Baku Eats Dreams and Writes Diaries
Collaboration with Ryuichiro Suzuki
The project started as a project for the artist-in-residency program at the Kinosaki International Arts Center in Japan. This art center, dedicated to performing arts, was a familiar place for me, since I have stayed there several times in the past for various projects. Every time I visited, I became more interested in exploring the area, rather than staying indoors in their studio, rehearsing. Kinosaki is a popular tourist destination and is famous for its hot springs, a place which people visit from all over the world and rest in ryokan (Japanese inns). The area is scenic with traditional architecture, and is surrounded by mountains and nature. As I stayed, the place started to feel like a stage set, maintaining a perfect appearance, a dream-like space. One day, when I was walking down the main street in the middle of the night, the whole town looked as if it was sleeping, as if it didn’t exist when people were off to bed. It was like walking through a theater without its audience and actors, in between performances, where the curtain was down with just scenography sets and props left on site.
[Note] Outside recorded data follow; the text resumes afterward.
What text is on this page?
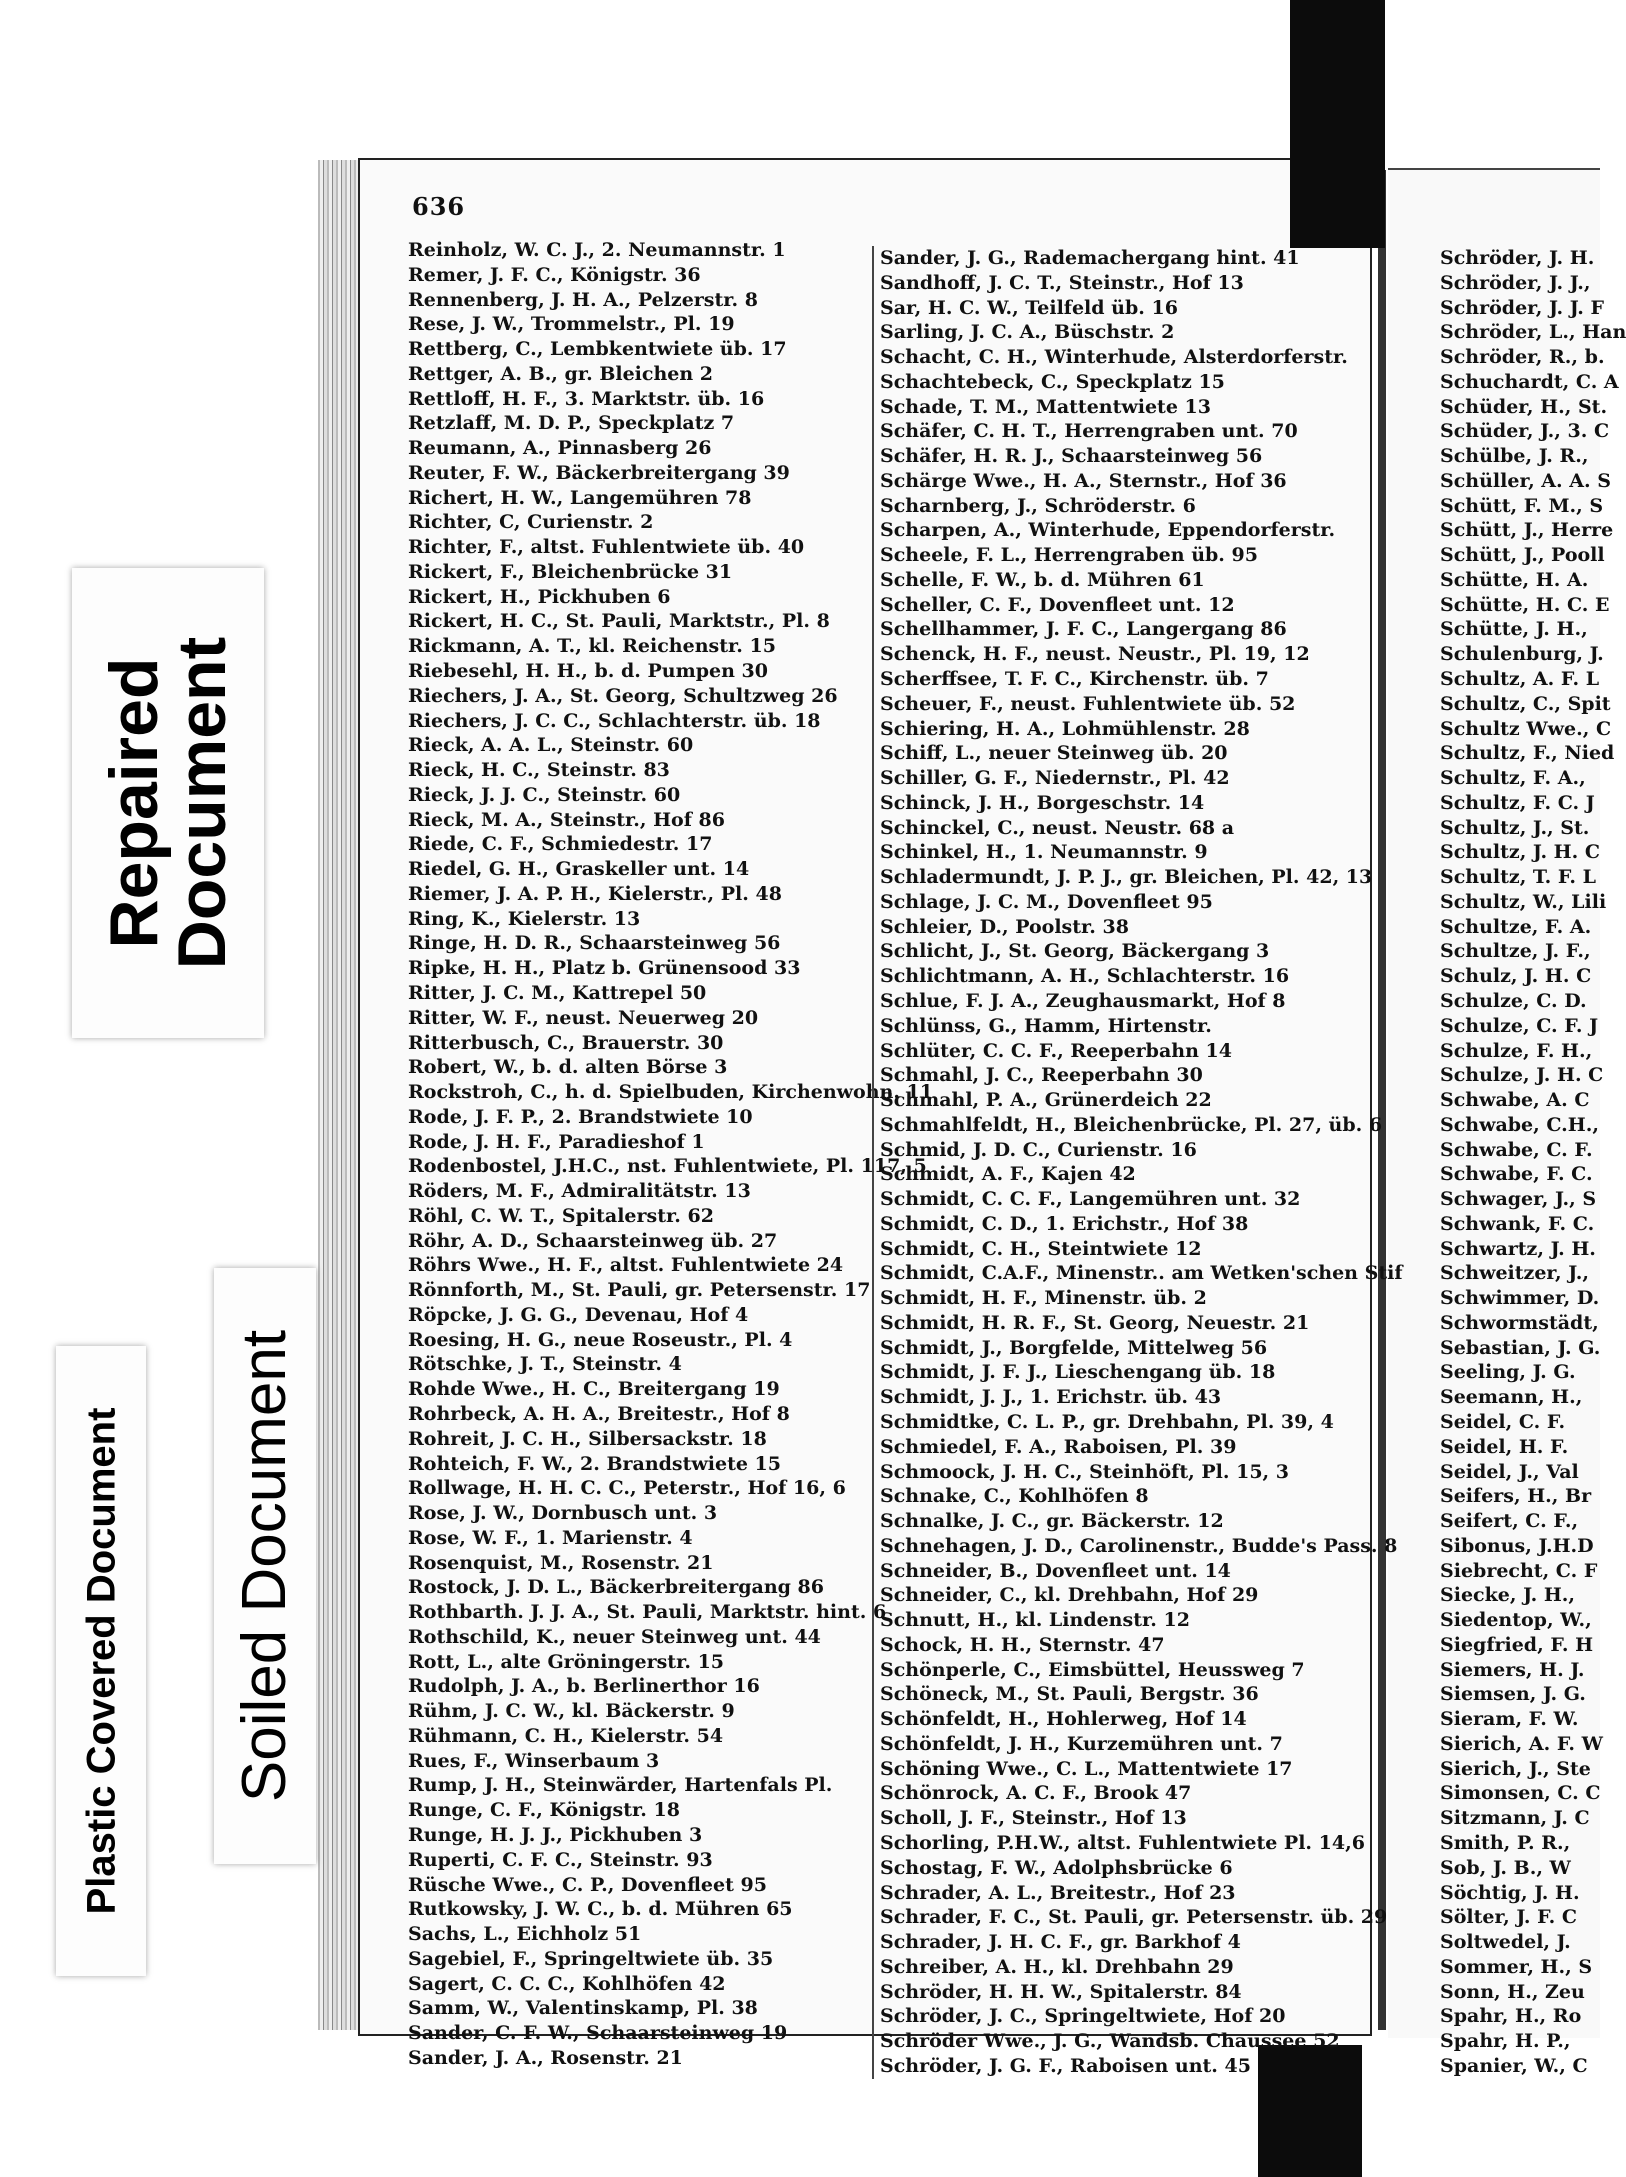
636
Reinholz, W. C. J., 2. Neumannstr. 1
Remer, J. F. C., Königstr. 36
Rennenberg, J. H. A., Pelzerstr. 8
Rese, J. W., Trommelstr., Pl. 19
Rettberg, C., Lembkentwiete üb. 17
Rettger, A. B., gr. Bleichen 2
Rettloff, H. F., 3. Marktstr. üb. 16
Retzlaff, M. D. P., Speckplatz 7
Reumann, A., Pinnasberg 26
Reuter, F. W., Bäckerbreitergang 39
Richert, H. W., Langemühren 78
Richter, C, Curienstr. 2
Richter, F., altst. Fuhlentwiete üb. 40
Rickert, F., Bleichenbrücke 31
Rickert, H., Pickhuben 6
Rickert, H. C., St. Pauli, Marktstr., Pl. 8
Rickmann, A. T., kl. Reichenstr. 15
Riebesehl, H. H., b. d. Pumpen 30
Riechers, J. A., St. Georg, Schultzweg 26
Riechers, J. C. C., Schlachterstr. üb. 18
Rieck, A. A. L., Steinstr. 60
Rieck, H. C., Steinstr. 83
Rieck, J. J. C., Steinstr. 60
Rieck, M. A., Steinstr., Hof 86
Riede, C. F., Schmiedestr. 17
Riedel, G. H., Graskeller unt. 14
Riemer, J. A. P. H., Kielerstr., Pl. 48
Ring, K., Kielerstr. 13
Ringe, H. D. R., Schaarsteinweg 56
Ripke, H. H., Platz b. Grünensood 33
Ritter, J. C. M., Kattrepel 50
Ritter, W. F., neust. Neuerweg 20
Ritterbusch, C., Brauerstr. 30
Robert, W., b. d. alten Börse 3
Rockstroh, C., h. d. Spielbuden, Kirchenwohn. 11
Rode, J. F. P., 2. Brandstwiete 10
Rode, J. H. F., Paradieshof 1
Rodenbostel, J.H.C., nst. Fuhlentwiete, Pl. 117, 5
Röders, M. F., Admiralitätstr. 13
Röhl, C. W. T., Spitalerstr. 62
Röhr, A. D., Schaarsteinweg üb. 27
Röhrs Wwe., H. F., altst. Fuhlentwiete 24
Rönnforth, M., St. Pauli, gr. Petersenstr. 17
Röpcke, J. G. G., Devenau, Hof 4
Roesing, H. G., neue Roseustr., Pl. 4
Rötschke, J. T., Steinstr. 4
Rohde Wwe., H. C., Breitergang 19
Rohrbeck, A. H. A., Breitestr., Hof 8
Rohreit, J. C. H., Silbersackstr. 18
Rohteich, F. W., 2. Brandstwiete 15
Rollwage, H. H. C. C., Peterstr., Hof 16, 6
Rose, J. W., Dornbusch unt. 3
Rose, W. F., 1. Marienstr. 4
Rosenquist, M., Rosenstr. 21
Rostock, J. D. L., Bäckerbreitergang 86
Rothbarth. J. J. A., St. Pauli, Marktstr. hint. 6
Rothschild, K., neuer Steinweg unt. 44
Rott, L., alte Gröningerstr. 15
Rudolph, J. A., b. Berlinerthor 16
Rühm, J. C. W., kl. Bäckerstr. 9
Rühmann, C. H., Kielerstr. 54
Rues, F., Winserbaum 3
Rump, J. H., Steinwärder, Hartenfals Pl.
Runge, C. F., Königstr. 18
Runge, H. J. J., Pickhuben 3
Ruperti, C. F. C., Steinstr. 93
Rüsche Wwe., C. P., Dovenfleet 95
Rutkowsky, J. W. C., b. d. Mühren 65
Sachs, L., Eichholz 51
Sagebiel, F., Springeltwiete üb. 35
Sagert, C. C. C., Kohlhöfen 42
Samm, W., Valentinskamp, Pl. 38
Sander, C. F. W., Schaarsteinweg 19
Sander, J. A., Rosenstr. 21
Sander, J. G., Rademachergang hint. 41
Sandhoff, J. C. T., Steinstr., Hof 13
Sar, H. C. W., Teilfeld üb. 16
Sarling, J. C. A., Büschstr. 2
Schacht, C. H., Winterhude, Alsterdorferstr.
Schachtebeck, C., Speckplatz 15
Schade, T. M., Mattentwiete 13
Schäfer, C. H. T., Herrengraben unt. 70
Schäfer, H. R. J., Schaarsteinweg 56
Schärge Wwe., H. A., Sternstr., Hof 36
Scharnberg, J., Schröderstr. 6
Scharpen, A., Winterhude, Eppendorferstr.
Scheele, F. L., Herrengraben üb. 95
Schelle, F. W., b. d. Mühren 61
Scheller, C. F., Dovenfleet unt. 12
Schellhammer, J. F. C., Langergang 86
Schenck, H. F., neust. Neustr., Pl. 19, 12
Scherffsee, T. F. C., Kirchenstr. üb. 7
Scheuer, F., neust. Fuhlentwiete üb. 52
Schiering, H. A., Lohmühlenstr. 28
Schiff, L., neuer Steinweg üb. 20
Schiller, G. F., Niedernstr., Pl. 42
Schinck, J. H., Borgeschstr. 14
Schinckel, C., neust. Neustr. 68 a
Schinkel, H., 1. Neumannstr. 9
Schladermundt, J. P. J., gr. Bleichen, Pl. 42, 13
Schlage, J. C. M., Dovenfleet 95
Schleier, D., Poolstr. 38
Schlicht, J., St. Georg, Bäckergang 3
Schlichtmann, A. H., Schlachterstr. 16
Schlue, F. J. A., Zeughausmarkt, Hof 8
Schlünss, G., Hamm, Hirtenstr.
Schlüter, C. C. F., Reeperbahn 14
Schmahl, J. C., Reeperbahn 30
Schmahl, P. A., Grünerdeich 22
Schmahlfeldt, H., Bleichenbrücke, Pl. 27, üb. 6
Schmid, J. D. C., Curienstr. 16
Schmidt, A. F., Kajen 42
Schmidt, C. C. F., Langemühren unt. 32
Schmidt, C. D., 1. Erichstr., Hof 38
Schmidt, C. H., Steintwiete 12
Schmidt, C.A.F., Minenstr.. am Wetken'schen Stif
Schmidt, H. F., Minenstr. üb. 2
Schmidt, H. R. F., St. Georg, Neuestr. 21
Schmidt, J., Borgfelde, Mittelweg 56
Schmidt, J. F. J., Lieschengang üb. 18
Schmidt, J. J., 1. Erichstr. üb. 43
Schmidtke, C. L. P., gr. Drehbahn, Pl. 39, 4
Schmiedel, F. A., Raboisen, Pl. 39
Schmoock, J. H. C., Steinhöft, Pl. 15, 3
Schnake, C., Kohlhöfen 8
Schnalke, J. C., gr. Bäckerstr. 12
Schnehagen, J. D., Carolinenstr., Budde's Pass. 8
Schneider, B., Dovenfleet unt. 14
Schneider, C., kl. Drehbahn, Hof 29
Schnutt, H., kl. Lindenstr. 12
Schock, H. H., Sternstr. 47
Schönperle, C., Eimsbüttel, Heussweg 7
Schöneck, M., St. Pauli, Bergstr. 36
Schönfeldt, H., Hohlerweg, Hof 14
Schönfeldt, J. H., Kurzemühren unt. 7
Schöning Wwe., C. L., Mattentwiete 17
Schönrock, A. C. F., Brook 47
Scholl, J. F., Steinstr., Hof 13
Schorling, P.H.W., altst. Fuhlentwiete Pl. 14,6
Schostag, F. W., Adolphsbrücke 6
Schrader, A. L., Breitestr., Hof 23
Schrader, F. C., St. Pauli, gr. Petersenstr. üb. 29
Schrader, J. H. C. F., gr. Barkhof 4
Schreiber, A. H., kl. Drehbahn 29
Schröder, H. H. W., Spitalerstr. 84
Schröder, J. C., Springeltwiete, Hof 20
Schröder Wwe., J. G., Wandsb. Chaussee 52
Schröder, J. G. F., Raboisen unt. 45
Schröder, J. H.
Schröder, J. J.,
Schröder, J. J. F
Schröder, L., Han
Schröder, R., b.
Schuchardt, C. A
Schüder, H., St.
Schüder, J., 3. C
Schülbe, J. R.,
Schüller, A. A. S
Schütt, F. M., S
Schütt, J., Herre
Schütt, J., Pooll
Schütte, H. A.
Schütte, H. C. E
Schütte, J. H.,
Schulenburg, J.
Schultz, A. F. L
Schultz, C., Spit
Schultz Wwe., C
Schultz, F., Nied
Schultz, F. A.,
Schultz, F. C. J
Schultz, J., St.
Schultz, J. H. C
Schultz, T. F. L
Schultz, W., Lili
Schultze, F. A.
Schultze, J. F.,
Schulz, J. H. C
Schulze, C. D.
Schulze, C. F. J
Schulze, F. H.,
Schulze, J. H. C
Schwabe, A. C
Schwabe, C.H.,
Schwabe, C. F.
Schwabe, F. C.
Schwager, J., S
Schwank, F. C.
Schwartz, J. H.
Schweitzer, J.,
Schwimmer, D.
Schwormstädt,
Sebastian, J. G.
Seeling, J. G.
Seemann, H.,
Seidel, C. F.
Seidel, H. F.
Seidel, J., Val
Seifers, H., Br
Seifert, C. F.,
Sibonus, J.H.D
Siebrecht, C. F
Siecke, J. H.,
Siedentop, W.,
Siegfried, F. H
Siemers, H. J.
Siemsen, J. G.
Sieram, F. W.
Sierich, A. F. W
Sierich, J., Ste
Simonsen, C. C
Sitzmann, J. C
Smith, P. R.,
Sob, J. B., W
Söchtig, J. H.
Sölter, J. F. C
Soltwedel, J.
Sommer, H., S
Sonn, H., Zeu
Spahr, H., Ro
Spahr, H. P.,
Spanier, W., C
Repaired
Document
Soiled Document
Plastic Covered Document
Being inspired by Kinosaki, a place for people to have a rest (dream), Before You Dream was set out to explore the idea of dreams in combination with performing arts.
However, the residency was postponed several times, affected by the COVID-19 outbreak, pushing us to change our plans. As a response, we started an online radio program ahead of the physical residency. The online radio gave us a platform to have conversations with people from all sorts of backgrounds, which as a result became a record of people's voices and dreams during this extraordinary time.
Online radio: anchor.fm/yumewomiru (Currently only episode 9 and 10 are in bilingual)
Toyooka OmniBus, a performance event in a form of tour run as a spinoff of Before You Dream.
Co-directed with Ryuichiro Suzuki. Project was organised by Zentan Bus and planned by POST.
In 2021, we finally managed to visit Kinosaki and conducted some research as an extension of the radio program. At a later date the project culminated as a bus tour organised on a bus I designed using photographs and drawings we have done during the residency period and inspired from the site we visited. The tour set the bus as a live recording studio, where the audience was treated as listeners of the radio program. It involved readings of dreams we collected and a brief stop to a bookshop that gave a hint to the guest who appeared later in the tour. Half way into the tour, we picked up a Rakugo performer, a self-claimed number one fan of the radio program. Rakugo is a traditional story telling format in Japan and he performed a story that incorporated dream related myths from the area as well as various incidents that happened during the tour, making reality and fiction blur like a dream.
The bus, which was designed for this project still runs as a local bus today.
On other occasion, I organised an online dream reading event as part of MAP 2021, an online residency by Heritage Space in Vietnam. Here, dreams seen during the pandemic and collected in Vietnam were read in both Vietnamese and English, using zoom. I was interested in the form of story telling, how words could describe sometimes indescribable, and how we do this.